I started by using the error function:
$$ \begin{align} \text{erf}(y)=\frac{2}{\sqrt{\pi}}\int_{0}^{y} e^{-u^{2}} du, \end{align} $$
where I let $\tau=u^{2}$ then $d\tau=2u\;du$, $du=\frac{d\tau}{2u}=\frac{d\tau}{2\sqrt{\tau}}$. Then substituting and letting $y=\sqrt{t}$:
$$ \begin{align} \text{erf}(\sqrt{t})=\frac{2}{\sqrt{\pi}}\int_{0}^{\sqrt{t}} e^{-\tau} \frac{d\tau}{2\sqrt{\tau}}=\frac{1}{\sqrt{\pi}} \int_{0}^{\sqrt{t}} \frac{e^{-\tau}}{\tau} \;d\tau, \end{align} $$
the only problem is with $\sqrt{t}$ in the upper limit when it should be $t$, any idea how can I arrive to this result?

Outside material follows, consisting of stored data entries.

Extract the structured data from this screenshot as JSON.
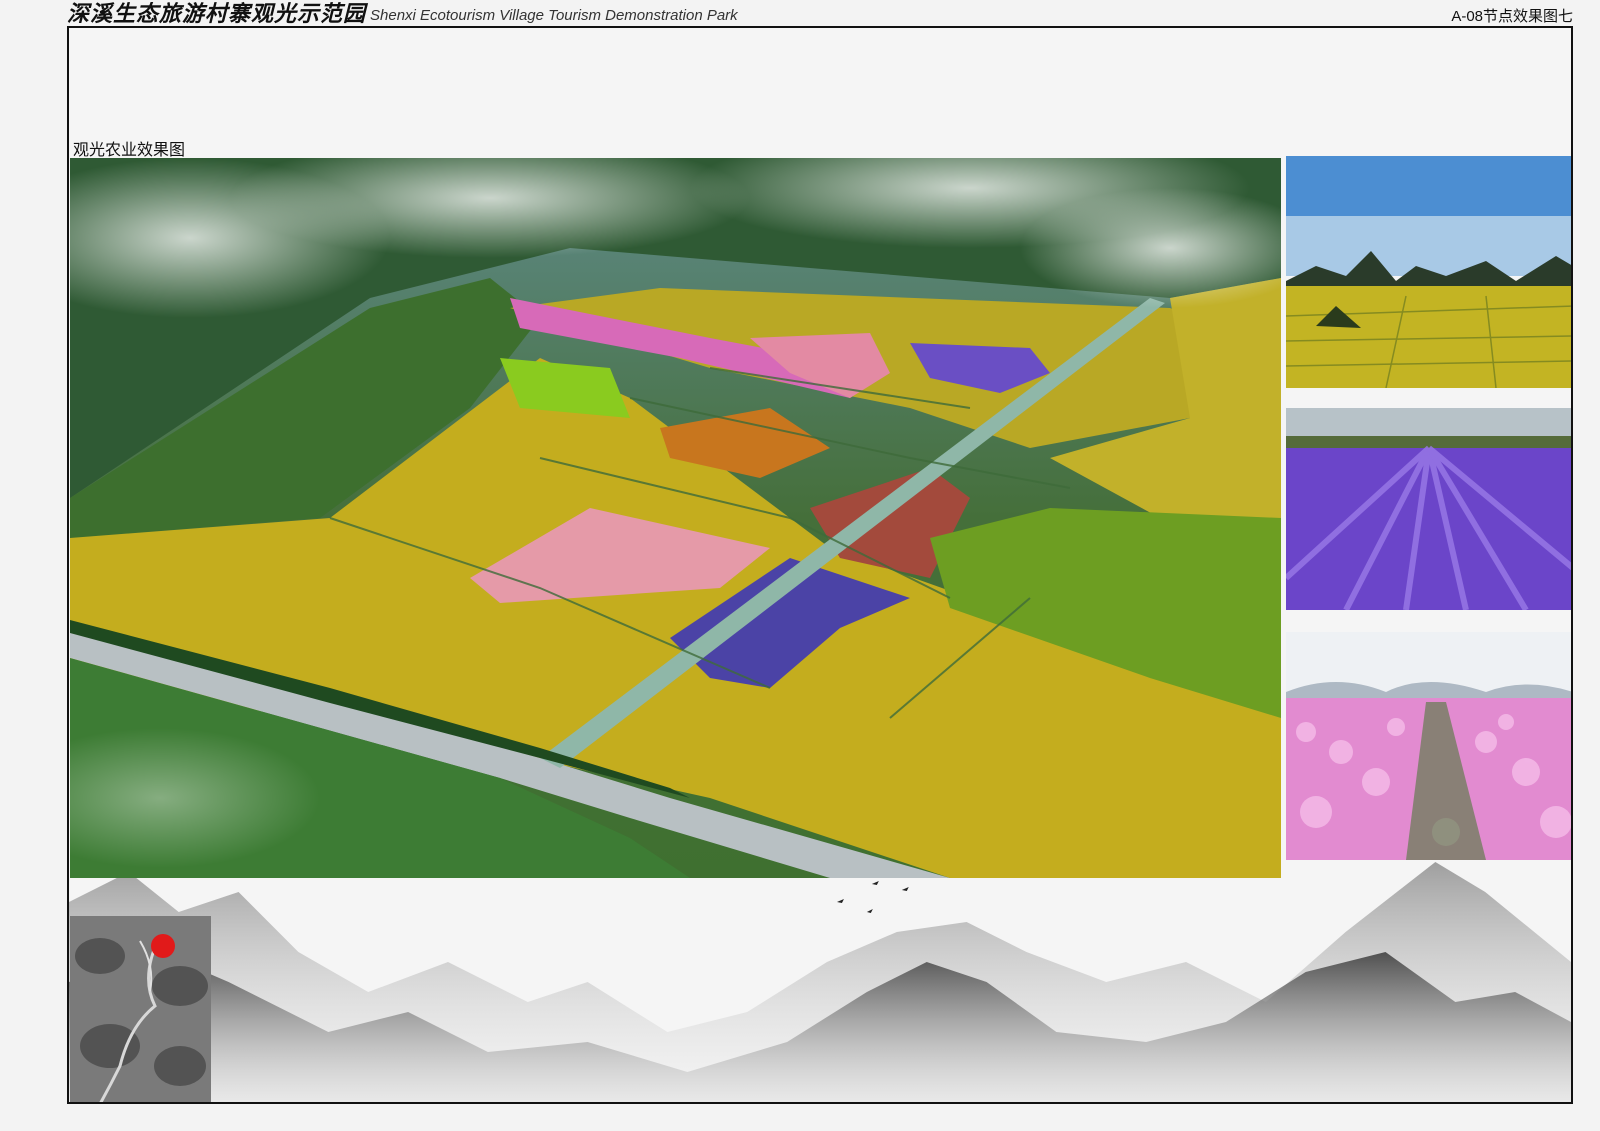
{
  "header": {
    "title_cn": "深溪生态旅游村寨观光示范园",
    "title_en": "Shenxi Ecotourism Village Tourism Demonstration Park",
    "sheet_id": "A-08节点效果图七"
  },
  "section": {
    "label": "观光农业效果图"
  },
  "colors": {
    "frame": "#111111",
    "background": "#f3f3f3",
    "fields_yellow": "#c9b21a",
    "fields_pink": "#e08fb3",
    "fields_purple": "#5a4ab0",
    "site_marker": "#e11a1a"
  }
}
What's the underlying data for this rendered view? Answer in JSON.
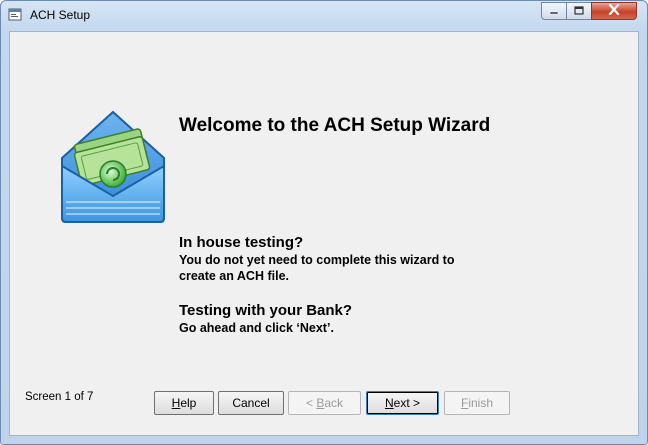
{
  "window": {
    "title": "ACH Setup",
    "app_icon": "app-window-icon",
    "controls": {
      "minimize_icon": "minimize-icon",
      "maximize_icon": "maximize-icon",
      "close_icon": "close-icon"
    }
  },
  "wizard": {
    "logo_icon": "money-envelope-icon",
    "heading": "Welcome to the ACH Setup Wizard",
    "section1": {
      "title": "In house testing?",
      "line1": "You do not yet need to complete this wizard to",
      "line2": "create an ACH file."
    },
    "section2": {
      "title": "Testing with your Bank?",
      "line1": "Go ahead and click ‘Next’."
    },
    "screen_count": "Screen 1 of 7"
  },
  "buttons": {
    "help": {
      "first": "H",
      "rest": "elp"
    },
    "cancel": "Cancel",
    "back": {
      "prefix": "< ",
      "first": "B",
      "rest": "ack"
    },
    "next": {
      "first": "N",
      "rest": "ext >"
    },
    "finish": {
      "first": "F",
      "rest": "inish"
    }
  }
}
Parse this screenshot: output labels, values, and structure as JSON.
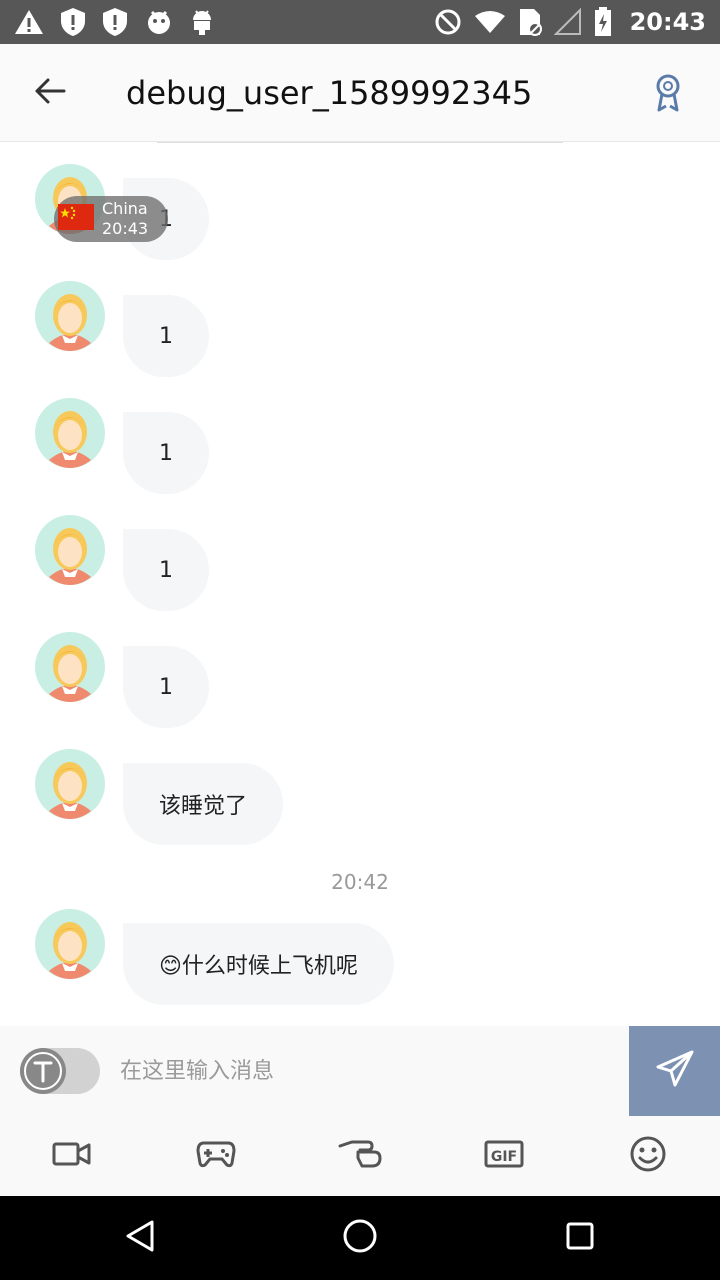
{
  "status_bar": {
    "time": "20:43",
    "left_icons": [
      "warning-icon",
      "shield-alert-icon",
      "shield-alert-icon",
      "bird-icon",
      "android-icon"
    ],
    "right_icons": [
      "do-not-disturb-icon",
      "wifi-icon",
      "sim-icon",
      "signal-icon",
      "battery-icon"
    ]
  },
  "header": {
    "title": "debug_user_1589992345",
    "back_icon": "arrow-left-icon",
    "badge_icon": "award-icon"
  },
  "chat": {
    "geo_tag": {
      "country": "China",
      "time": "20:43",
      "flag": "china-flag"
    },
    "messages": [
      {
        "text": "1"
      },
      {
        "text": "1"
      },
      {
        "text": "1"
      },
      {
        "text": "1"
      },
      {
        "text": "1"
      },
      {
        "text": "该睡觉了"
      },
      {
        "text": "😊什么时候上飞机呢"
      }
    ],
    "timestamp": "20:42"
  },
  "input": {
    "placeholder": "在这里输入消息",
    "translate_icon": "translate-t-icon",
    "send_icon": "paper-plane-icon"
  },
  "actions": {
    "items": [
      "video-icon",
      "gamepad-icon",
      "gift-hand-icon",
      "gif-icon",
      "emoji-smile-icon"
    ],
    "gif_label": "GIF"
  },
  "colors": {
    "status_bar": "#575757",
    "send_button": "#7d92b3",
    "bubble": "#f4f6f8",
    "avatar_bg": "#c9efe4",
    "accent": "#5a7ba8"
  }
}
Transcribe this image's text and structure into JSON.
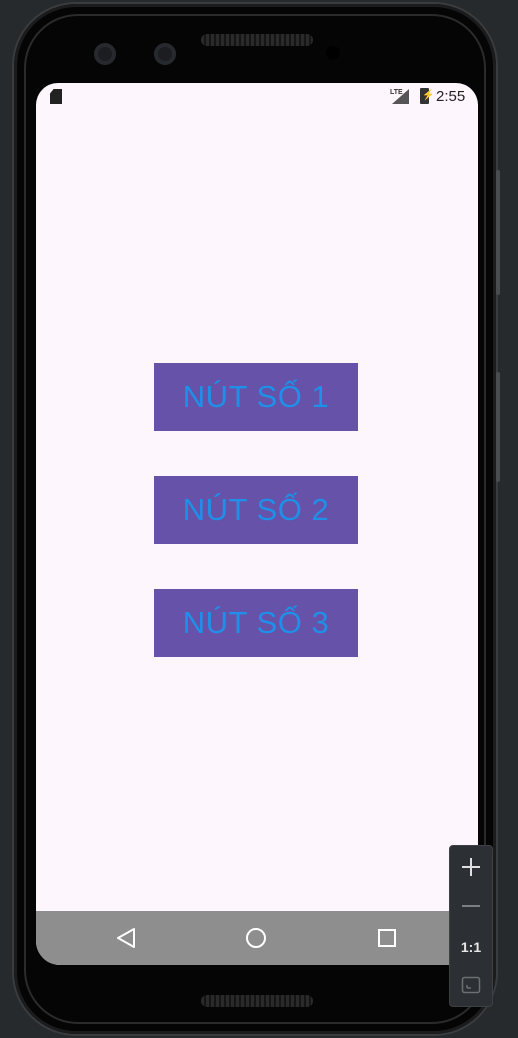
{
  "status_bar": {
    "time": "2:55",
    "network": "LTE"
  },
  "buttons": [
    {
      "label": "NÚT SỐ 1"
    },
    {
      "label": "NÚT SỐ 2"
    },
    {
      "label": "NÚT SỐ 3"
    }
  ],
  "colors": {
    "button_background": "#6652a8",
    "button_text": "#1f8fe8",
    "screen_background": "#fdf6fd",
    "nav_bar": "#8e8e8e"
  },
  "navigation": {
    "back_icon": "back-triangle-icon",
    "home_icon": "home-circle-icon",
    "recents_icon": "recents-square-icon"
  },
  "emulator_controls": {
    "zoom_in_icon": "plus-icon",
    "zoom_out_icon": "minus-icon",
    "actual_size_label": "1:1",
    "fit_icon": "fit-screen-icon"
  }
}
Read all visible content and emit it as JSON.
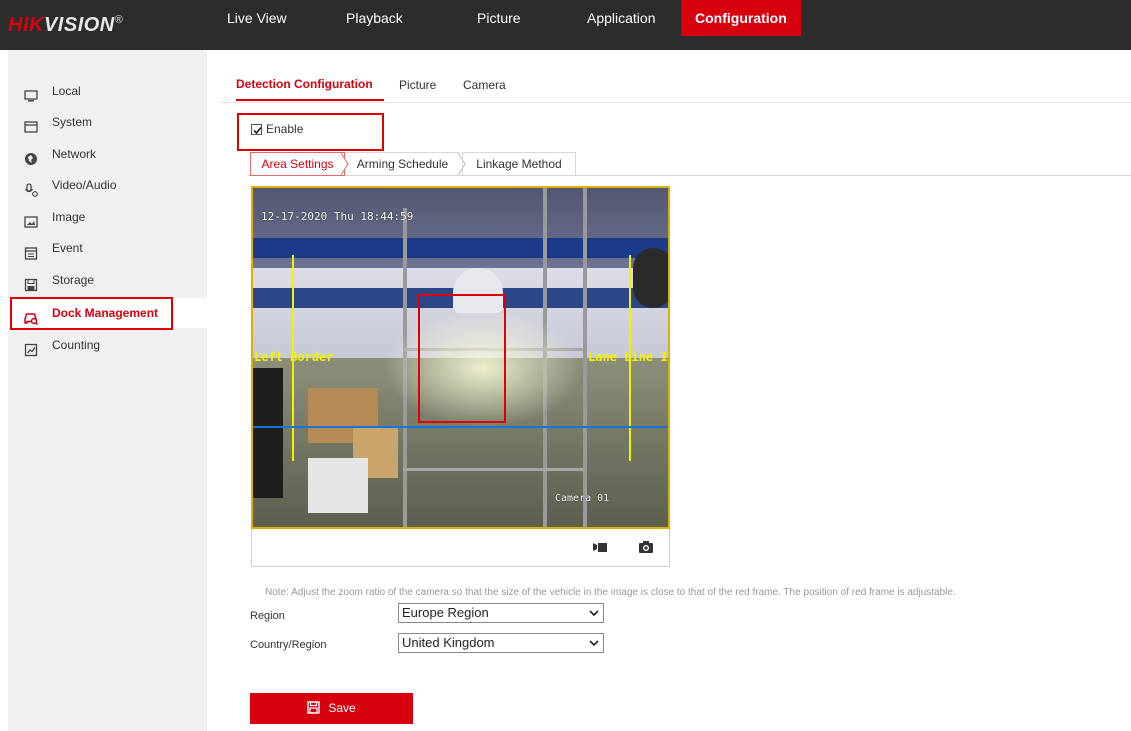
{
  "brand": {
    "hik": "HIK",
    "vision": "VISION",
    "reg": "®"
  },
  "topnav": {
    "items": [
      {
        "label": "Live View"
      },
      {
        "label": "Playback"
      },
      {
        "label": "Picture"
      },
      {
        "label": "Application"
      },
      {
        "label": "Configuration",
        "active": true
      }
    ]
  },
  "sidebar": {
    "items": [
      {
        "label": "Local",
        "icon": "monitor-icon"
      },
      {
        "label": "System",
        "icon": "window-icon"
      },
      {
        "label": "Network",
        "icon": "globe-icon"
      },
      {
        "label": "Video/Audio",
        "icon": "microphone-icon"
      },
      {
        "label": "Image",
        "icon": "image-icon"
      },
      {
        "label": "Event",
        "icon": "calendar-icon"
      },
      {
        "label": "Storage",
        "icon": "save-icon"
      },
      {
        "label": "Dock Management",
        "icon": "car-search-icon",
        "active": true
      },
      {
        "label": "Counting",
        "icon": "chart-icon"
      }
    ]
  },
  "tabs": {
    "detection": "Detection Configuration",
    "picture": "Picture",
    "camera": "Camera"
  },
  "enable": {
    "label": "Enable",
    "checked": true
  },
  "subtabs": {
    "area": "Area Settings",
    "arming": "Arming Schedule",
    "linkage": "Linkage Method"
  },
  "video": {
    "timestamp": "12-17-2020 Thu 18:44:59",
    "camera_name": "Camera 01",
    "left_border_label": "Left Border",
    "lane_line_label": "Lane Line 1",
    "line_color": "#f2f200",
    "frame_color": "#e00000"
  },
  "video_toolbar": {
    "record_icon": "record-icon",
    "snapshot_icon": "camera-icon"
  },
  "note": "Note: Adjust the zoom ratio of the camera so that the size of the vehicle in the image is close to that of the red frame. The position of red frame is adjustable.",
  "form": {
    "region_label": "Region",
    "region_value": "Europe Region",
    "country_label": "Country/Region",
    "country_value": "United Kingdom"
  },
  "save": {
    "label": "Save"
  },
  "colors": {
    "accent": "#d7000f",
    "topbar": "#2c2c2c",
    "sidebar": "#f0f0f0"
  }
}
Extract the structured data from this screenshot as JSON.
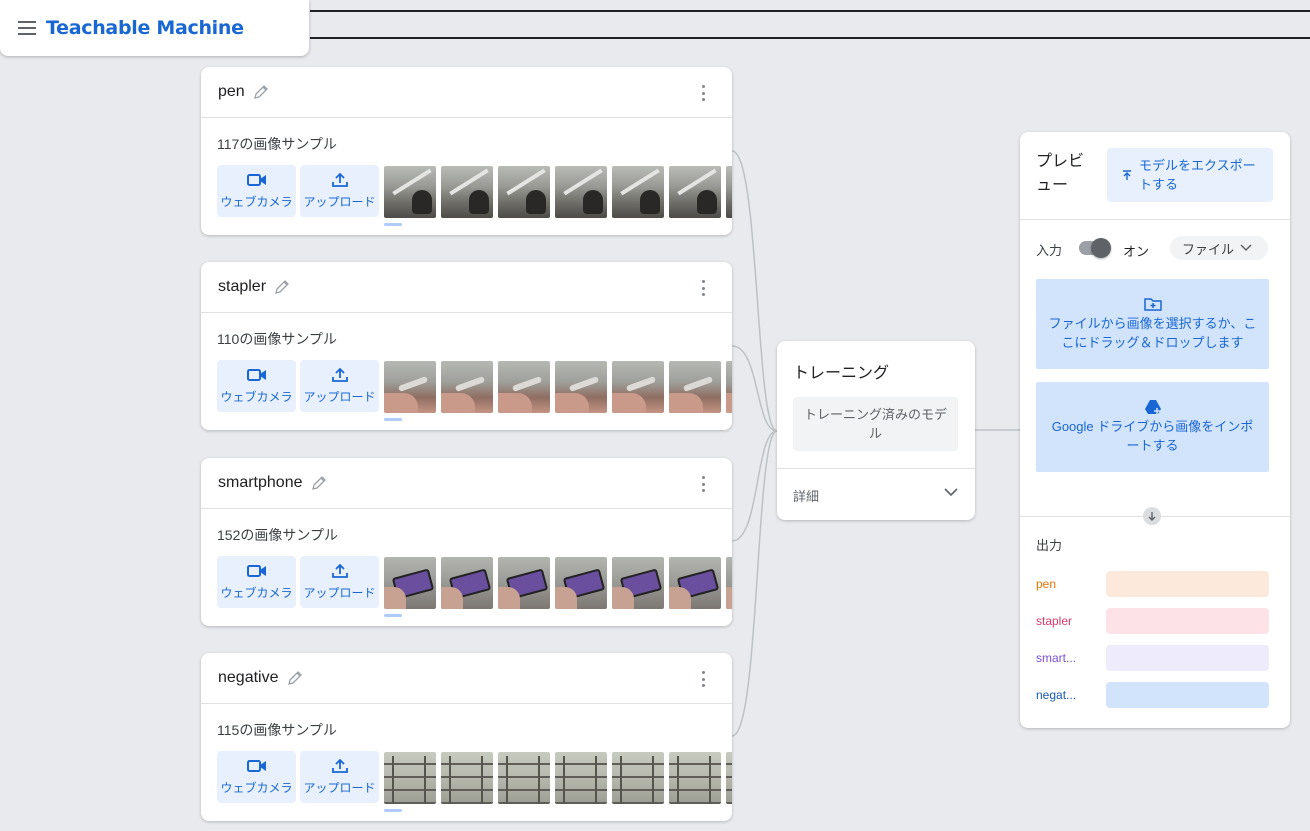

The substitution $\tau=u^{2}$ maps $[0, y]$ onto $[0, y^2]$, so the boundaries of the integral must be substituted as well: $$ \operatorname{erf}(y)=\frac{2}{\sqrt{\pi}}\int_{0}^{y} e^{-u^{2}} du =\frac{1}{\sqrt{\pi}}\int_{0}^{y^2} \frac{e^{-\tau}}{\sqrt \tau} d\tau $$ Now set $y=\sqrt t$ to get the desired result.